Risk In Corporate Finance

Risk In Corporate Finance

One of the abstract concepts in #corporatefinance is the measurement of risk. We always look to maximise returns and minimise risk in finance and life. In finance, most analysts use CAPM to measure the underlying risk in their portfolio despite multiple flaws in how this model measures risk.

Thus, when we say any investment is risk-free, we inherently assume two things:

a)No default risk
b)My expected returns = actual returns

#Sovereignbonds are risk-free because countries can print currency if they face issues to repay their bondholders. However, with sovereign defaults by Greece and Latin American countries, this definition holds only for developed countries.

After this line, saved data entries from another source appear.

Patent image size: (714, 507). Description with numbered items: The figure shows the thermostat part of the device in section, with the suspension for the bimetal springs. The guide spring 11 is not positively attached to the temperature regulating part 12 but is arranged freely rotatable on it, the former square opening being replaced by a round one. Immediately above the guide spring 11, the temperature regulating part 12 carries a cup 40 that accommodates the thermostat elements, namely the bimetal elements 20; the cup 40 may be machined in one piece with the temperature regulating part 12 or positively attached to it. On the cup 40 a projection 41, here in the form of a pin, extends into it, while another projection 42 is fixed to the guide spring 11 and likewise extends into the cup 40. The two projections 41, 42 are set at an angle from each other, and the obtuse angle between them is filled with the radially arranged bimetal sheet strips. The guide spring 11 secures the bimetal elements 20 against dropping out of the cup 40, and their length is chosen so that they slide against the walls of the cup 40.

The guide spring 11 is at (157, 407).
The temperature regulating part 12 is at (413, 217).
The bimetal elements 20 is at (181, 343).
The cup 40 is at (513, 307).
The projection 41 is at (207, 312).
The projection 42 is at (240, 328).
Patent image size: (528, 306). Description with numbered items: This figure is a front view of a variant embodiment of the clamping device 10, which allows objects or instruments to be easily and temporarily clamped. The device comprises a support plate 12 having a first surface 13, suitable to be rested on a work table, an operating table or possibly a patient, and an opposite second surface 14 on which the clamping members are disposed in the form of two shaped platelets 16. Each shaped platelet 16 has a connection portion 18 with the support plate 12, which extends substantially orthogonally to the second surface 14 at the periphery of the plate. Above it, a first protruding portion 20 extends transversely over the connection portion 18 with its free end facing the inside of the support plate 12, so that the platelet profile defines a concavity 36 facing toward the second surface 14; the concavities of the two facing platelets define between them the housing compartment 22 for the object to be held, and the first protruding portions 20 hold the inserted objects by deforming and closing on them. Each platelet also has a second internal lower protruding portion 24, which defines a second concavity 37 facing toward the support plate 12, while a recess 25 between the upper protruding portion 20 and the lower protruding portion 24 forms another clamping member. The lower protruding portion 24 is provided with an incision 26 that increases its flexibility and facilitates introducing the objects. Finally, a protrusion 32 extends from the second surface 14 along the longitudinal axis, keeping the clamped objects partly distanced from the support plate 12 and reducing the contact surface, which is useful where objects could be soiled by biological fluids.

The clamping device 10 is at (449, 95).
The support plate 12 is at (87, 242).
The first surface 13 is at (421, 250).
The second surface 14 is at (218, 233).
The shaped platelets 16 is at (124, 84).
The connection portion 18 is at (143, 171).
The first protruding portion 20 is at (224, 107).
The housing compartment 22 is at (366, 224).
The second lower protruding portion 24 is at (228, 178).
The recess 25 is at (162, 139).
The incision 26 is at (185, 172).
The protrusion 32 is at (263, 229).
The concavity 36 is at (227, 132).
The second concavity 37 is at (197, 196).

However, we ignore another factor in assessing risk-free rates – reinvestment risk. For instance, i invest in risk-free sovereign bonds and get coupons yearly. The investment is not risk-free if these coupons cannot get reinvested at a risk-free rate (generally, the yields and interest rate change). Thus, a sovereign zero-coupon bond is only risk-free.

This hypothesis holds in capital budgeting/investments when comparing the #IRR of two projects. However, the IRR assumes that cash flows get reinvested at the IRR rate, which is unrealistic for projects with very high IRR. In such scenarios, we prefer NPV over IRR.